The shift in the range of sessile stalked crinoids during the late Mesozoic from the shallow shelf to habitats further offshore suggests that they were forced by increased predation pressure in shallow water to migrate to a deep water refuge environment where predation pressure was lower and their mode of life more viable. This migration was not globally synchronous and delayed in the Southern Hemisphere; it did not occur until the Late Eocene in Australia and Antarctica, and until the Early Miocene in Zealandia.

Echinoids

Echinoids do not suffer major predation during the Mesozoic Marine Revolution but it is clear from bromalites that cidaroids were consumed by predators. Echinoids radiate into predatory niches and are thought to have perfected coral grazing in the Late Cretaceous.

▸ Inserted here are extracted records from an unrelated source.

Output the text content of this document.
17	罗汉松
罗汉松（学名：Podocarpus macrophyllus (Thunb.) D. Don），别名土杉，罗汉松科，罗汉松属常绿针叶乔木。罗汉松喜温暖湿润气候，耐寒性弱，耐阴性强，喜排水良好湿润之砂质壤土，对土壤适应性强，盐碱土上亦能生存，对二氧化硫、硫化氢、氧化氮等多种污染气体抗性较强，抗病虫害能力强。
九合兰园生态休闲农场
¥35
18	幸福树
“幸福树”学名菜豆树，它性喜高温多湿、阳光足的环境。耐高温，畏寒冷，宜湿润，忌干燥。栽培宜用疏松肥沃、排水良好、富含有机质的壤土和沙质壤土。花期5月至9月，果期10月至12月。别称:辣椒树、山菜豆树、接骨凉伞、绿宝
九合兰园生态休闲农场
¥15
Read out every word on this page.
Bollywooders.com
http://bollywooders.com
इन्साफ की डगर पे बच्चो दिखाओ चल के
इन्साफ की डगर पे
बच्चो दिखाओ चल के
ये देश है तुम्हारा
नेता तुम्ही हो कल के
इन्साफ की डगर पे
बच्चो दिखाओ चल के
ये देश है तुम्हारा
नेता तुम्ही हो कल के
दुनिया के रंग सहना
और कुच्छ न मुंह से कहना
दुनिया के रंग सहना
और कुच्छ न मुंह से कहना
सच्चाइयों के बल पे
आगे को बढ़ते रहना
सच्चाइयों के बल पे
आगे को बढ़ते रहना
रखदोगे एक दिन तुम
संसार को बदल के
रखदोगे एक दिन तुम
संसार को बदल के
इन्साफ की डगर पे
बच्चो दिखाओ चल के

Cidaroids too may have contributed to the downfall of the crinoids. The increases in echinoid predation continued into the Cenozoic.

Brachiopods

Brachiopods, the dominant benthic organism of the Palaeozoic, suffered badly during the Mesozoic Marine Revolution. Their sessile foot-attached nature made them easy prey to durophagous predators. The fact that they could not re-attach to a substrate if an attack failed meant their chances of survival were slim. Unlike bivalves, brachiopods never adapted to an infaunal habit and so remained vulnerable throughout the Mesozoic Marine Revolution. As a result of increased predation pressure on top of heightened competition with bivalves, brachiopods became a minor component of most marine faunas by the Cenozoic despite their incredible diversity and abundance during the Palaeozoic and early Mesozoic.

Bivalves

Bivalves adapted more readily than the brachiopods to this ecological transition. Many bivalves adopted an infaunal habit, using their siphons to gather nutrients from the sediment-water interface while remaining safe. Corbulids developed layers of conchiolin within their shells to better resist predation. Others still, like Pecten, developed the ability to jump a short distance away from predators by contracting their valves.
Like brachiopods, epifaunal varieties of bivalves were preyed upon heavily. Among epifaunal types, the ability to fuse to the substrate made them more difficult to consume for smaller predators. Epifaunal bivalves were preyed on heavily before the Norian but extinction rates diminish after this.

Gastropods

Benthic gastropods were heavily preyed upon throughout the Mesozoic Marine Revolution, the weaker shelled types being pushed out of the benthic zone into more isolated habitats. The Palaeozoic archaeogastropods were subsequently replaced by neritaceans, mesogastropods and neogastropods. The former typically have symmetrical, umbilicate shells that are mechanically weaker than the latter. These lack an umbilicus and also developed the ability to modify the interior of their shells, allowing them to develop sculptures on their exterior to act as defence against predators.
Another development among Muricidae was the ability to bore through shells and consume prey. These marks generally occur on sessile invertebrates, implying that they put pressure on Palaeozoic-type faunas during the Mesozoic Marine Revolution.

Bryozoans

Bryozoans exhibited no significant anti-predatory adaptations during the Jurassic, suggesting that they were during this period unaffected by the MMR.